21 septembre 2017 Mis à jour: 21 septembre 2017

Le Premier ministre japonais, Shinzo Abe, a affirmé mercredi devant l’Assemblée générale des Nations unies « soutenir la politique américaine » dans la région qui affirme que « toutes les options sont sur la table » pour ramener Pyongyang à la raison.

« La gravité de la menace est sans précédent » et c’est devenu « un sujet urgent » à traiter, a affirmé le dirigeant japonais, dont le pays a été récemment survolé deux fois par des missiles de la Corée du Nord, qui a procédé aussi à un essai nucléaire d’une une puissance inégalée dans le pays.

Au cours de l’été, le Conseil de sécurité de l’ONU, dont fait partie le Japon avec un statut de membre non permanent, a condamné à plusieurs reprises ces actes nord-coréens, soulignant qu’ils déstabilisaient non seulement la région mais menaçaient aussi la paix mondiale.

Le Conseil de sécurité a approuvé à deux reprises des résolutions prévoyant des sanctions économiques de plus en plus sévères à l’encontre de Pyongyang.

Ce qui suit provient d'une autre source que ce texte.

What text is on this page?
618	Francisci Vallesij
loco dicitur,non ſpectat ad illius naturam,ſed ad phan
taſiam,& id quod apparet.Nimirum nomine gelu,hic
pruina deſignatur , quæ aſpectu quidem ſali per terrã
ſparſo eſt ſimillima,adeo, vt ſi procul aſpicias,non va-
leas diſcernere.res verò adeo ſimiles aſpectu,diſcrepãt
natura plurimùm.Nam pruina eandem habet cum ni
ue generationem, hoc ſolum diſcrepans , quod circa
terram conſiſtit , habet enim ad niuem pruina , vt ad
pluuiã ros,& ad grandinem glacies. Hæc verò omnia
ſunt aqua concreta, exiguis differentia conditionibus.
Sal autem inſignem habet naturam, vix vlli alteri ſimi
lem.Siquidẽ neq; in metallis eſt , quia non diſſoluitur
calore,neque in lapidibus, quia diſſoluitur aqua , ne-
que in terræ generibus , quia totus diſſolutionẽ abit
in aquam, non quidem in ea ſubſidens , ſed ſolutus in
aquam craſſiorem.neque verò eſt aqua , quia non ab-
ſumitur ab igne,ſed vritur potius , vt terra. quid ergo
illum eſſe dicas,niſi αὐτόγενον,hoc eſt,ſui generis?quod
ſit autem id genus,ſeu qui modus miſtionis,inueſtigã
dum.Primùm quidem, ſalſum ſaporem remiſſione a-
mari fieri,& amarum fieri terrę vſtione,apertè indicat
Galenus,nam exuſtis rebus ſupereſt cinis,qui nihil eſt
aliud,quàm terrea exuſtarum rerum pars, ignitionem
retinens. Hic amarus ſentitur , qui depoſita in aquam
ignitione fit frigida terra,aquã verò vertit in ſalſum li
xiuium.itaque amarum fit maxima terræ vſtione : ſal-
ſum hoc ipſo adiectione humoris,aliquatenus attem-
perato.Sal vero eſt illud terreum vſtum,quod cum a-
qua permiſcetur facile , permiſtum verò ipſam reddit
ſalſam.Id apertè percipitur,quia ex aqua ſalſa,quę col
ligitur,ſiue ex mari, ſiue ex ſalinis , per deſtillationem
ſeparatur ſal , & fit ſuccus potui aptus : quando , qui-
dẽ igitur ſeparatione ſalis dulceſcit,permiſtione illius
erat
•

« Ce dont nous avons besoin, ce n’est pas de dialogue, mais de la pression », a insisté le Premier ministre japonais.

Par sa politique de sanctions, l’ONU cherche à pousser la Corée du Nord à revenir à une table de négociations pour discuter de ses programmes d’armement nucléaire et conventionnel.

Mardi, le président américain Donald Trump a menacé de « détruire totalement » la Corée du Nord et son « régime vicieux » si ce pays attaquait les États-Unis. Il avait déjà affirmé au cours des mois passés que les États-Unis étaient prêts à recourir à des moyens militaires dans la crise avec la Corée du Nord.